There’s no place like plasma proteomics when it comes to understanding biological processes and discovering biomarkers as two recent papers show.
Proteins are the building blocks of life; gather a group of proteins together in a certain space and you have a proteome. A proteome usually means all the proteins expressed and functioning in a certain space, whether that’s a single cell, a whole organ system or a volume of bodily fluid.
Longevity.Technology: Used in both clinical practice and laboratory testing, blood tests are the most common type of biological tests. Blood comes into contact with all tissues and cells, collecting substances that have been synthesised, secreted, degraded or absorbed all round the body and plasma is its greatest constituent. Understanding the profile of a plasma proteome creates a picture of protein expression in health and disease and the entire pathophysiological status of a living organism, leading to advances in disease diagnosis and therapeutic monitoring.
Proteomics is available to consumers too; UK start-up AgeCurve can generate deep age profiles by sequencing and quantifying thousands of human proteins to assess different aspects of the ongoing biological aging process – and all from a saliva sample. This is a case of direct-to-consumer personal proteomics.
The field of plasma proteomics has evolved to detect and analyse even proteins that are present at extremely low concentrations in plasma. This coupled with the amount of the pathophysiological information it contains make the plasma proteome the ultimate target for biomarker discovery.
Two papers published in Aging Cell detailed research that used the SomaScan® assay, a platform that uses proprietary protein-binding reagents to generate deep, broad and accurate measurements of the protein landscape in a blood sample.
The first paper, Plasma proteomic profile of age, health span, and all-cause mortality in older adults, looked at an older cohort (1,025 participants, aged 65–95) to see which proteins were associated with chronological age. The researchers found clusters of highly correlated proteins that were “significantly associated with chronological age and demonstrated that the biology of aging overlapped with complex age-associated diseases and other age-related traits [1].”
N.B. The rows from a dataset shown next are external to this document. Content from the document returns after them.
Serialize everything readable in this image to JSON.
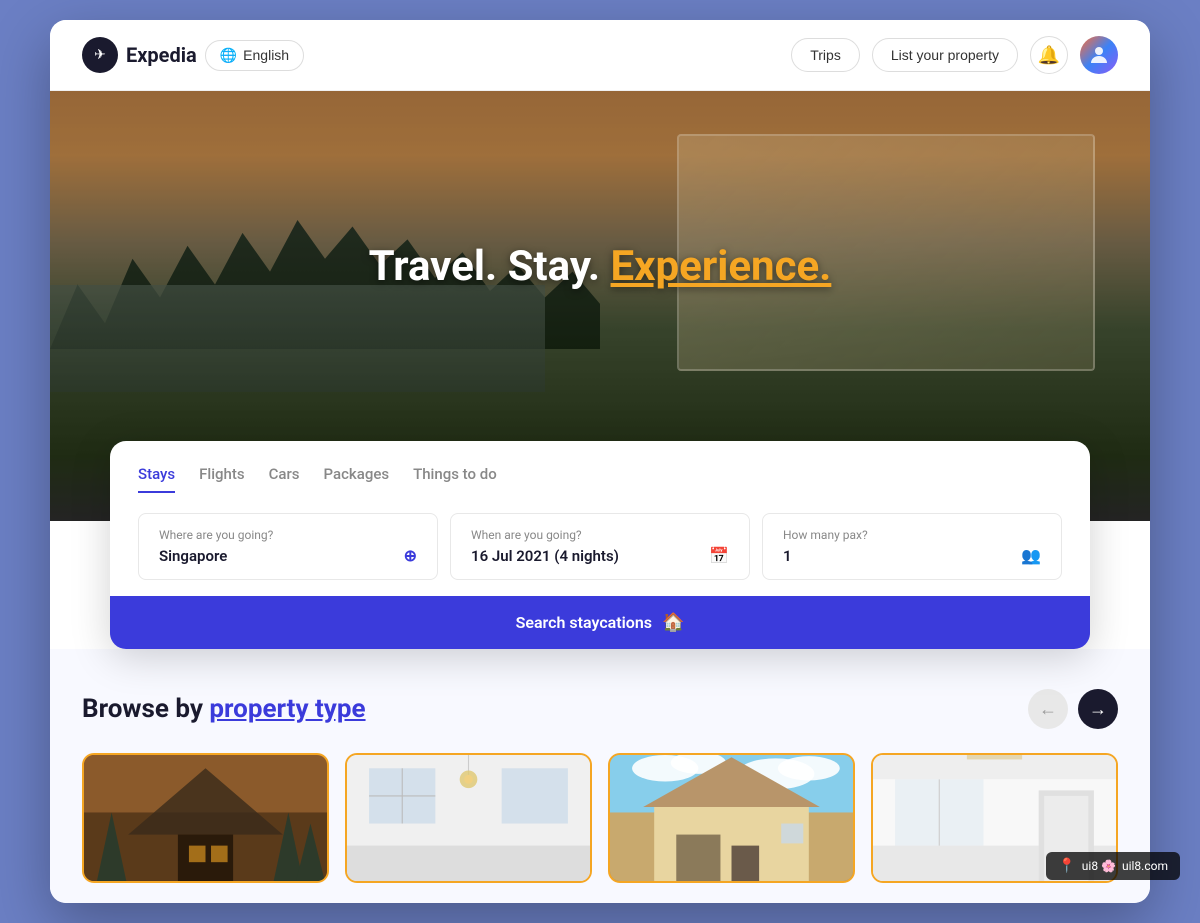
{
  "brand": {
    "name": "Expedia",
    "icon": "✈"
  },
  "nav": {
    "language_label": "English",
    "language_icon": "🌐",
    "trips_label": "Trips",
    "list_property_label": "List your property",
    "notification_icon": "🔔",
    "avatar_icon": "👤"
  },
  "hero": {
    "title_part1": "Travel. Stay. ",
    "title_highlight": "Experience.",
    "title_highlight_color": "#f5a623"
  },
  "search": {
    "tabs": [
      {
        "id": "stays",
        "label": "Stays",
        "active": true
      },
      {
        "id": "flights",
        "label": "Flights",
        "active": false
      },
      {
        "id": "cars",
        "label": "Cars",
        "active": false
      },
      {
        "id": "packages",
        "label": "Packages",
        "active": false
      },
      {
        "id": "things",
        "label": "Things to do",
        "active": false
      }
    ],
    "destination_label": "Where are you going?",
    "destination_value": "Singapore",
    "date_label": "When are you going?",
    "date_value": "16 Jul 2021 (4 nights)",
    "pax_label": "How many pax?",
    "pax_value": "1",
    "search_button_label": "Search staycations",
    "search_icon": "🏠",
    "button_color": "#3b3bdb"
  },
  "browse": {
    "title_part1": "Browse by ",
    "title_highlight": "property type",
    "prev_icon": "←",
    "next_icon": "→",
    "cards": [
      {
        "id": "card1",
        "type": "cabin"
      },
      {
        "id": "card2",
        "type": "apartment"
      },
      {
        "id": "card3",
        "type": "house"
      },
      {
        "id": "card4",
        "type": "studio"
      }
    ]
  },
  "watermark": {
    "icon": "📍",
    "text": "ui8.com",
    "subtext": "uil8.com"
  }
}
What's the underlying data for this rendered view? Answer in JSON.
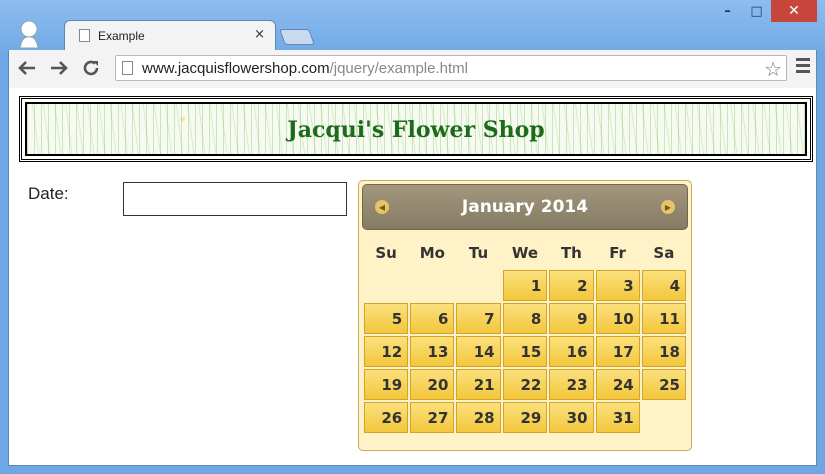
{
  "browser": {
    "tab_title": "Example",
    "tab_close": "×",
    "url_host": "www.jacquisflowershop.com",
    "url_path": "/jquery/example.html",
    "win_minimize": "–",
    "win_maximize": "□",
    "win_close": "✕"
  },
  "page": {
    "shop_title": "Jacqui's Flower Shop",
    "date_label": "Date:",
    "date_value": ""
  },
  "datepicker": {
    "month_title": "January 2014",
    "weekdays": [
      "Su",
      "Mo",
      "Tu",
      "We",
      "Th",
      "Fr",
      "Sa"
    ],
    "weeks": [
      [
        "",
        "",
        "",
        "1",
        "2",
        "3",
        "4"
      ],
      [
        "5",
        "6",
        "7",
        "8",
        "9",
        "10",
        "11"
      ],
      [
        "12",
        "13",
        "14",
        "15",
        "16",
        "17",
        "18"
      ],
      [
        "19",
        "20",
        "21",
        "22",
        "23",
        "24",
        "25"
      ],
      [
        "26",
        "27",
        "28",
        "29",
        "30",
        "31",
        ""
      ]
    ]
  },
  "colors": {
    "title_green": "#1c6b1a",
    "day_cell": "#f3c73c",
    "header_bg": "#857a63"
  }
}
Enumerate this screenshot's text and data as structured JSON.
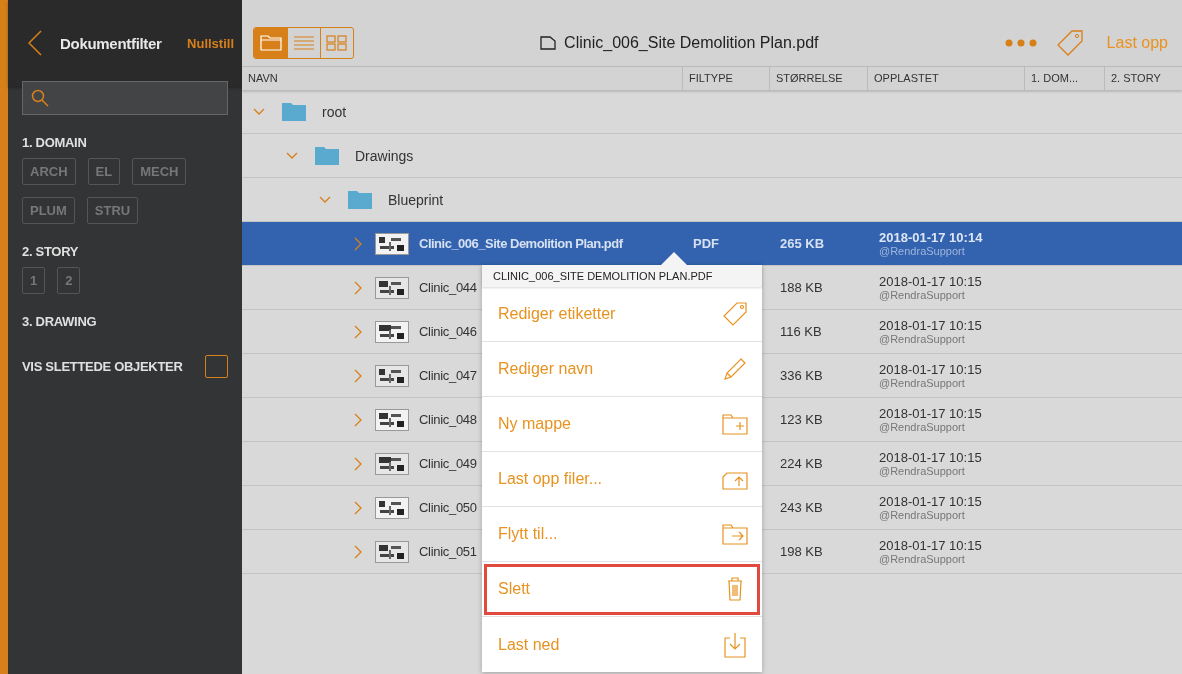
{
  "sidebar": {
    "title": "Dokumentfilter",
    "reset": "Nullstill",
    "groups": [
      {
        "title": "1. DOMAIN",
        "chips": [
          {
            "label": "ARCH",
            "selected": false
          },
          {
            "label": "EL",
            "selected": false
          },
          {
            "label": "MECH",
            "selected": false
          },
          {
            "label": "PLUM",
            "selected": false
          },
          {
            "label": "STRU",
            "selected": false
          }
        ]
      },
      {
        "title": "2. STORY",
        "chips": [
          {
            "label": "1",
            "selected": false
          },
          {
            "label": "2",
            "selected": false
          }
        ]
      },
      {
        "title": "3. DRAWING"
      }
    ],
    "show_deleted": {
      "label": "VIS SLETTEDE OBJEKTER",
      "checked": false
    }
  },
  "toolbar": {
    "views": [
      {
        "kind": "folder",
        "selected": true
      },
      {
        "kind": "list",
        "selected": false
      },
      {
        "kind": "grid",
        "selected": false
      }
    ],
    "file_title": "Clinic_006_Site Demolition Plan.pdf",
    "upload": "Last opp"
  },
  "table": {
    "columns": [
      "NAVN",
      "FILTYPE",
      "STØRRELSE",
      "OPPLASTET",
      "1. DOM...",
      "2. STORY"
    ],
    "tree": [
      {
        "kind": "folder",
        "name": "root",
        "expanded": true,
        "children": [
          {
            "kind": "folder",
            "name": "Drawings",
            "expanded": true,
            "children": [
              {
                "kind": "folder",
                "name": "Blueprint",
                "expanded": true,
                "children": [
                  {
                    "kind": "file",
                    "name": "Clinic_006_Site Demolition Plan.pdf",
                    "filetype": "PDF",
                    "size": "265 KB",
                    "uploaded": "2018-01-17 10:14",
                    "user": "@RendraSupport",
                    "selected": true
                  },
                  {
                    "kind": "file",
                    "name": "Clinic_044",
                    "size": "188 KB",
                    "uploaded": "2018-01-17 10:15",
                    "user": "@RendraSupport",
                    "selected": false
                  },
                  {
                    "kind": "file",
                    "name": "Clinic_046",
                    "size": "116 KB",
                    "uploaded": "2018-01-17 10:15",
                    "user": "@RendraSupport",
                    "selected": false
                  },
                  {
                    "kind": "file",
                    "name": "Clinic_047",
                    "size": "336 KB",
                    "uploaded": "2018-01-17 10:15",
                    "user": "@RendraSupport",
                    "selected": false
                  },
                  {
                    "kind": "file",
                    "name": "Clinic_048",
                    "size": "123 KB",
                    "uploaded": "2018-01-17 10:15",
                    "user": "@RendraSupport",
                    "selected": false
                  },
                  {
                    "kind": "file",
                    "name": "Clinic_049",
                    "size": "224 KB",
                    "uploaded": "2018-01-17 10:15",
                    "user": "@RendraSupport",
                    "selected": false
                  },
                  {
                    "kind": "file",
                    "name": "Clinic_050",
                    "size": "243 KB",
                    "uploaded": "2018-01-17 10:15",
                    "user": "@RendraSupport",
                    "selected": false
                  },
                  {
                    "kind": "file",
                    "name": "Clinic_051",
                    "size": "198 KB",
                    "uploaded": "2018-01-17 10:15",
                    "user": "@RendraSupport",
                    "selected": false
                  }
                ]
              }
            ]
          }
        ]
      }
    ]
  },
  "context_menu": {
    "title": "CLINIC_006_SITE DEMOLITION PLAN.PDF",
    "items": [
      {
        "label": "Rediger etiketter",
        "kind": "tag",
        "highlighted": false
      },
      {
        "label": "Rediger navn",
        "kind": "pencil",
        "highlighted": false
      },
      {
        "label": "Ny mappe",
        "kind": "new-folder",
        "highlighted": false
      },
      {
        "label": "Last opp filer...",
        "kind": "upload",
        "highlighted": false
      },
      {
        "label": "Flytt til...",
        "kind": "move",
        "highlighted": false
      },
      {
        "label": "Slett",
        "kind": "trash",
        "highlighted": true
      },
      {
        "label": "Last ned",
        "kind": "download",
        "highlighted": false
      }
    ]
  }
}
The research team’s pathway analysis showed that inflammatory response, organismal injury and abnormalities, cell and organismal survival and death pathways were all associated with aging. The study also made new associations between several proteins and aging and the researchers were able to construct: “A proteomic age model that predicted mortality, and suggested possible proteomic signatures possessed by a cohort enriched for familial exceptional longevity [1].”
We spoke to Dr Nir Barzilai, director of the Institute for Aging Research at the Albert Einstein College of Medicine and co-author on both papers.
“It is important that biomarkers will distinguish biological age from chronological age,” Dr Barzilai told Longevity.Technology. “If you take a test when you are 50 years old, but biologically you are only 40, you may not need a colonoscopy! It is even more important because biomarkers change with gerotherapeutics, so we know a therapy works as soon as possible without spending lots of resources. Proteomes like those in these papers reflect tissue breakdown are likely to change with any therapy, so they are great biomarkers to understand.”
The development of a proteomic age model is an exciting move; distinguishing the differences between biological and chronological age and predicting lifespan could be important clinical tools to extend both lifespan and healthspan.
In the second paper, Plasma proteomic profile of frailty, the authors sought to “decipher the proteomic signature of frailty [2]” and examine the biological manifestation of frailty through protein expression, which they thought might be regulated at genetic, transcriptional and epigenetic levels.
“The biomarkers will change with gerotherapeutics, so we know if it work as soon as possible without spending lots of resources. Proteomes like those in these papers reflect tissue breakdown are likely to change with any therapy, so they are great biomarkers to understand.”
Frailty is a complex condition particularly common among the elderly, who also suffer from increased vulnerability to adverse outcomes. It is caused by decreased physiological reserve and dysfunction in numerous biological systems and is characterised by unintentional weight loss, fatigue, and physical and cognitive impairments.
The study identified a number of proteins that were positive as well as negatively associated with the clinical frailty phenotype, as well as proteins that point towards a role for the lipid metabolism pathway in frailty. The researchers were able to confirm this by the pathway analysis.